Skip to main content
Version: 9.2.11

tts

Convert Vietnamese text to speech.

!!! note "Requires Additional Setup" This function requires extra dependencies and model download:

pip install "underthesea[voice]"
underthesea download-model VIET_TTS_V0_4_1

Usage​

from underthesea.pipeline.tts import tts

text = "Xin chào Việt Nam"
tts(text)
# Generates sound.wav in current directory

Function Signature​

def tts(text: str, outfile: str = "sound.wav", play: bool = False) -> tuple[int, np.ndarray]

Parameters​

ParameterTypeDefaultDescription
textstrThe Vietnamese text to convert to speech
outfilestr"sound.wav"Output audio file path
playboolFalseWhether to play audio after generation

Returns​

TypeDescription
tuple[int, np.ndarray]Sample rate (16000) and audio waveform array

Examples​

Basic Usage​

from underthesea.pipeline.tts import tts

# Generate speech
tts("Xin chào Việt Nam")
# Creates sound.wav

# Custom output file
tts("Hà Nội là thủ đô của Việt Nam", outfile="hanoi.wav")

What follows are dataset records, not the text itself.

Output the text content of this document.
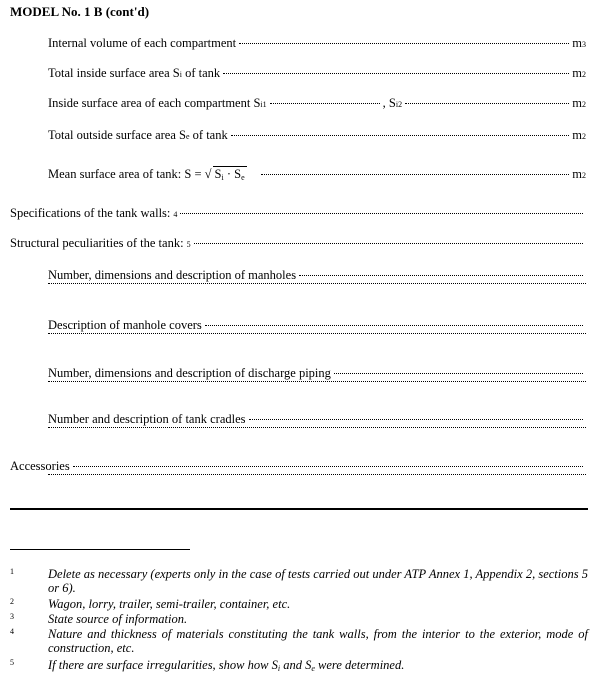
MODEL No. 1 B (cont'd)
Internal volume of each compartment	m 3
Total inside surface area S i of tank	m 2
Inside surface area of each compartment S i1	, S i2	m 2
Total outside surface area S e of tank	m 2
Mean surface area of tank: S = √ $S_i \cdot S_e$	m 2
Specifications of the tank walls: 4
Structural peculiarities of the tank: 5
Number, dimensions and description of manholes
Description of manhole covers
Number, dimensions and description of discharge piping
Number and description of tank cradles
Accessories
1	Delete as necessary (experts only in the case of tests carried out under ATP Annex 1, Appendix 2, sections 5 or 6).
2	Wagon, lorry, trailer, semi-trailer, container, etc.
3	State source of information.
4	Nature and thickness of materials constituting the tank walls, from the interior to the exterior, mode of construction, etc.
5	If there are surface irregularities, show how $S_i$ and $S_e$ were determined.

# Generate and play immediately
tts("Xin chào", play=True)

Command Line Usage​

underthesea tts "Xin chào Việt Nam"
# Creates sound.wav and plays it

Generating Multiple Audio Files​

from underthesea.pipeline.tts import tts

sentences = [
("Xin chào", "hello.wav"),
("Tạm biệt", "goodbye.wav"),
("Cảm ơn", "thanks.wav")
]

for text, filename in sentences:
tts(text, outfile=filename)
print(f"Generated: {filename}")

Playing Audio (with external library)​

from underthesea.pipeline.tts import tts
import subprocess

# Generate audio
tts("Xin chào Việt Nam")

# Play audio (macOS)
subprocess.run(["afplay", "sound.wav"])

# Play audio (Linux with aplay)
# subprocess.run(["aplay", "sound.wav"])

Notes​

  • Uses the VietTTS model for high-quality Vietnamese speech synthesis
  • Output format is WAV audio at 16kHz sample rate
  • First call may take longer due to model loading
  • Requires downloading the TTS model before first use
  • Credits: Based on NTT123/vietTTS

Troubleshooting​

Model Not Found​

If you get a model not found error:

underthesea download-model VIET_TTS_V0_4_1

Audio Quality Issues​

  • Ensure input text is in Vietnamese
  • Longer sentences produce smoother audio
  • Punctuation affects prosody